10 de setembro de 2004

A Cartilha: Crónica dos bons malandros

Clara Ferreira Alves

O senhor Tony Blair, tal como antes deles o senhor Felipe González, acostumou-se ao «high life» e dali não sai, dali ninguém o tira. Apareceu, com a inimitável Cherie, ao lado do primeiro-ministro italiano Berlusconi, com a fachada de uma bela casa na Sardenha por trás. Os Blair foram até à Sardenha e à fortaleza de Berlusconi (numa zona protegida onde o comum dos mortais não poderia construir), e aí aboletaram durante a estação quente.
Quente mas, não tão quente como o Iraque, onde iraquianos, ingleses e americanos continuam a morrer e a ficar cobertos de moscas debaixo do sol e dos quarenta e tal graus de temperatura. O Iraque, transformado na desordem e numa sentença de morte do Médio Oriente, não incomoda a família Blair nem o senhor Berslusconi, que se banham nas águas transparentes do Mediterrâneo e comem lagostins e rizzoto à sombra da palmeira. O senhor Berslusconi apareceu mesmo com um lenço a amarrar a cabeça, estiloso, destinado, segundo um esclarecimento do seu médico pessoal, a esconder os vestígios de um transplante capilar a que se tinha submetido. Repare-se que, este ano, o senhor Berlusconi já tinha feito um lifting. É preciso ficar bem na fotografia e em frente ao holofote.

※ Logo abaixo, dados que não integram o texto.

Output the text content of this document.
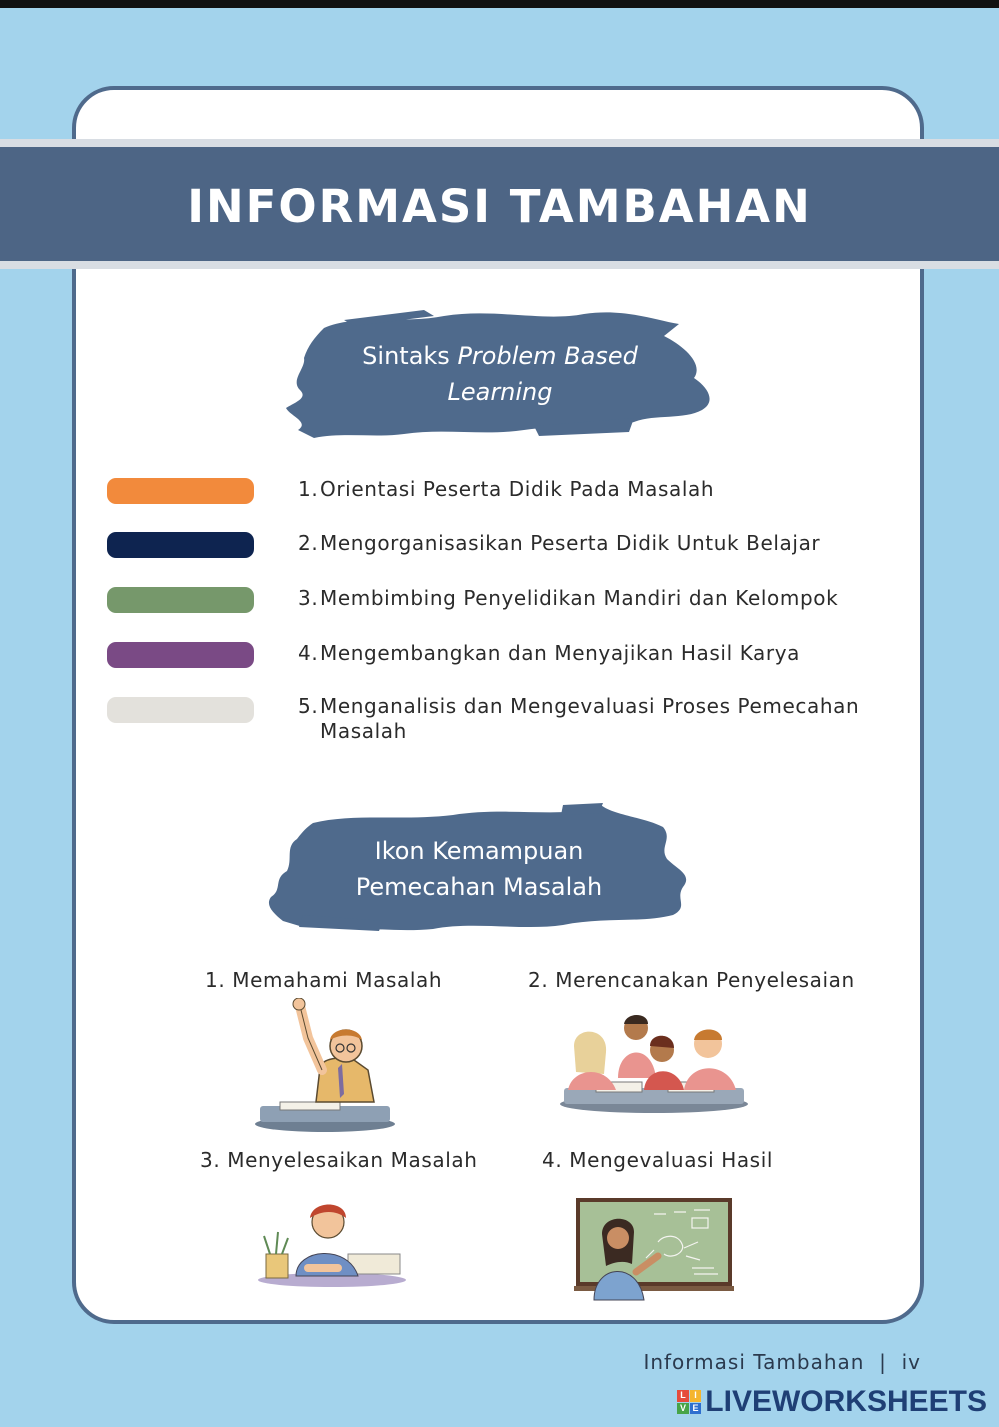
INFORMASI TAMBAHAN
Sintaks Problem Based
Learning
1.Orientasi Peserta Didik Pada Masalah
2.Mengorganisasikan Peserta Didik Untuk Belajar
3.Membimbing Penyelidikan Mandiri dan Kelompok
4.Mengembangkan dan Menyajikan Hasil Karya
5.Menganalisis dan Mengevaluasi Proses Pemecahan
Masalah
Ikon Kemampuan
Pemecahan Masalah
1. Memahami Masalah	2. Merencanakan Penyelesaian
3. Menyelesaikan Masalah	4. Mengevaluasi Hasil
Informasi Tambahan  |  iv
L I
V E LIVEWORKSHEETS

O primeiro-ministro italiano entra no trabalho depois das férias com a energia renovada e com a cara arrumada, o que decerto fornecerá mais uns anos de sobrevivência política. Governar a Itália era muito fácil, afinal, bastava ser dono das televisões.

Na Inglaterra, Blair também não se safou mal. Destruiu a BBC, escapou ileso dos escândalos e das mentiras e enganos, e David Kelly, o suicidado das armas de destruição maciça, não lhe tira o sono. Como diria o padre Américo, não há rapazes maus, e nesta história do Iraque, custe as vidas que custar, o petróleo há-de acabar por jorrar.

A aliança estival de Blair, o renegado socialista, com Berlusconi, o magnate amoralista, é a prova de que a vergonha morreu no deserto. O deserto ético em que vivemos, onde nada conta, nada se paga, e todos os fins justificam os meios. A fotografia das férias alegres de Blair e de Berslusconi é a prova de que as ideologias e as convicções estão mortas. E enterradas. No admirável mundo novo da imagem e do spinning, das «photo oportunities», vale tudo menos ter coerência. E vale mais ter um transplante capilar. Ainda veremos Barroso a banhos na Sardenha.